Da Coluna Segurança Pública, no O POVO desta segunda-feira (10), pelo jornalista, sociólogo e doutorando em Sociologia (UFC) Ricardo Moura:
Não há como avaliar o valor da vida humana do ponto de vista financeiro. Cada perda tem um impacto particular que não pode ser submetido a uma métrica. O que se pode estimar é o quanto de força de trabalho e de potencial geração de riqueza as nações perdem por causa das mortes violentas. Diversos estudos vêm sendo realizados no sentido de avaliar os impactos da violência nas economias dos países. Instituições como o Banco Interamericano de Desenvolvimento (BID) e o Banco Mundial estão se debruçando sobre o assunto na tentativa de compreender o problema e auxiliar na busca por soluções.
Tais organizações possuem capilaridade e capacidade de mobilizar pesquisadores e recursos. É bastante sabido que informações precisas e atualizadas, bem como avaliações das políticas públicas são componentes estratégicos nas ações bem-sucedidas de redução da criminalidade e da violência. Os diversos dados publicados a seguir são resultado desse esforço em traçar um panorama amplo da criminalidade e da violência no continente americano.
Pesquisa realizada a partir dos dados da Pesquisa Nacional por Amostra de Domicílios (Pnad) mostra que, em busca de segurança, paga-se mais pelo valor dos imóveis nas regiões metropolitanas. O incremento chega a R$ 1.513 por imóvel ou R$ 27 bilhões, se considerarmos todo o universo da amostragem. O paradoxo é que tais residências estão localizadas justamente nas áreas em que há maior incidência de roubos e furtos.
Além disso, o medo de ser a próxima vítima da violência faz com que os cidadãos restrinjam seus horários, limitem sua circulação pela cidade e deixem de praticar determinadas atividades. Tudo isso gera algum tipo de repercussão econômica. Se por um lado as empresas de segurança privada passam a ganhar mais com essa sensação disseminada de insegurança, por outro, setores inteiros veem cair sua competitividade. Exemplos de áreas que poderiam ser exploradas do ponto de vista turístico e não o são por causa da violência não faltam em Fortaleza. Isso sem falar dos serviços 24 horas que cada vez mais ficam mais restritos.
Há ainda custos econômicos indiretos e muito difíceis de serem mensurados, como a deterioração da confiança pública no sistema judicial. Segundo Nathalie Alvarado, coordenadora de Segurança Cidadã e Justiça do BID, estudos de caso realizados pelo banco no Uruguai, Chile e Costa Rica estimam que os homicídios implicam um custo total de aproximadamente entre 2,5% e 3,5% por cento do Produto Interno Bruto nestes países. No Paraguai e em Honduras, os danos ultrapassam 8% do PIB. Se o medo pode causar danos à saúde financeira, um levantamento feito na América Central revela que uma redução de 10% nos níveis de violência dos países pesquisados teria repercussão de cerca de 1% a mais no crescimento anual per capita.

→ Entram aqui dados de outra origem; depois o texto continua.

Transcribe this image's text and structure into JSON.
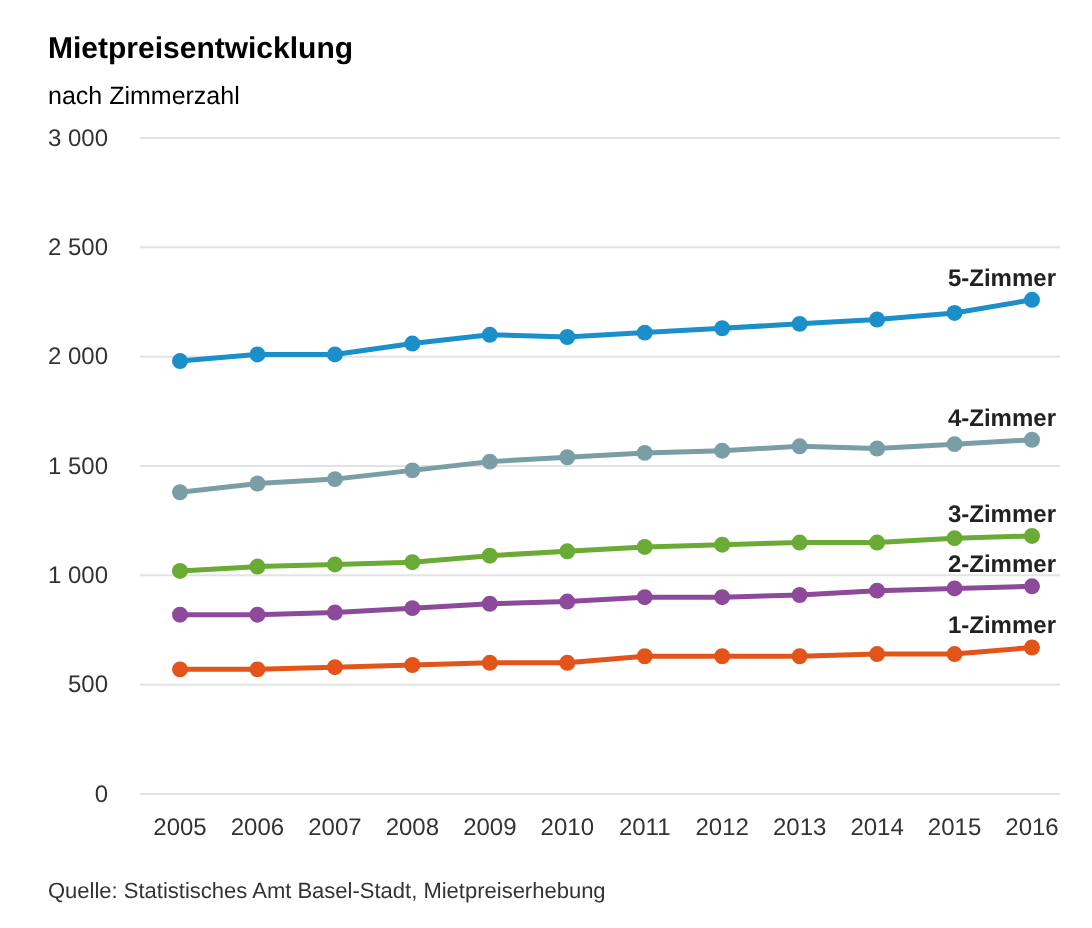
{
  "chart_data": {
    "type": "line",
    "title": "Mietpreisentwicklung",
    "subtitle": "nach Zimmerzahl",
    "annotations": [
      "Quelle: Statistisches Amt Basel-Stadt, Mietpreiserhebung"
    ],
    "categories": [
      "2005",
      "2006",
      "2007",
      "2008",
      "2009",
      "2010",
      "2011",
      "2012",
      "2013",
      "2014",
      "2015",
      "2016"
    ],
    "series": [
      {
        "name": "5-Zimmer",
        "color": "#1a8fc9",
        "values": [
          1980,
          2010,
          2010,
          2060,
          2100,
          2090,
          2110,
          2130,
          2150,
          2170,
          2200,
          2260
        ]
      },
      {
        "name": "4-Zimmer",
        "color": "#7a9ea6",
        "values": [
          1380,
          1420,
          1440,
          1480,
          1520,
          1540,
          1560,
          1570,
          1590,
          1580,
          1600,
          1620
        ]
      },
      {
        "name": "3-Zimmer",
        "color": "#6aab35",
        "values": [
          1020,
          1040,
          1050,
          1060,
          1090,
          1110,
          1130,
          1140,
          1150,
          1150,
          1170,
          1180
        ]
      },
      {
        "name": "2-Zimmer",
        "color": "#8e4a9a",
        "values": [
          820,
          820,
          830,
          850,
          870,
          880,
          900,
          900,
          910,
          930,
          940,
          950
        ]
      },
      {
        "name": "1-Zimmer",
        "color": "#e2541a",
        "values": [
          570,
          570,
          580,
          590,
          600,
          600,
          630,
          630,
          630,
          640,
          640,
          670
        ]
      }
    ],
    "ylim": [
      0,
      3000
    ],
    "yticks": [
      {
        "value": 0,
        "label": "0"
      },
      {
        "value": 500,
        "label": "500"
      },
      {
        "value": 1000,
        "label": "1 000"
      },
      {
        "value": 1500,
        "label": "1 500"
      },
      {
        "value": 2000,
        "label": "2 000"
      },
      {
        "value": 2500,
        "label": "2 500"
      },
      {
        "value": 3000,
        "label": "3 000"
      }
    ],
    "grid": "y",
    "legend": false,
    "marker": "circle",
    "line_style": "solid"
  }
}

Os cálculos acerca do PIB levam em consideração a falta que determinada mão de obra poderia fazer na geração de riqueza de uma nação. Como as vítimas preferenciais da violência são os jovens pobres do sexo masculino, é de se pensar que estamos comprometendo um dos nossos principais motores econômicos. Não fazer algo, do ponto de vista da ação governamental, já é fazer algo. Quando vemos a distância que há entre o esforço de se investigar a morte de um empresário ou de um pastor em comparação com a de jovens e adolescentes das periferias, é possível supor que haja algum tipo de distinção entre tais existências, sejam elas morais, sociais ou econômicas.
Tal processo de classificação remete ao conceito de “vidas descartáveis”, ou seja, de pessoas que por um motivo ou outro não conseguem ser absorvidas pelo mercado e se veem eliminadas de forma impune. É chocante ter de pensar que essa situação esteja ocorrendo, mas as estatísticas estão aí e o diminuto grau de resolução de casos envolvendo jovens e adolescentes pobres ou em conflito com a lei mais confirmam que negam essa hipótese. Para que isso mude, é preciso que o Estado e a própria sociedade passem a encarar seus jovens como portadores do potencial de empreendedorismo e de inovação. É preciso que vejamos nossas próximas gerações como uma riqueza e não apenas como uma imensa bomba-relógio prestes a explodir.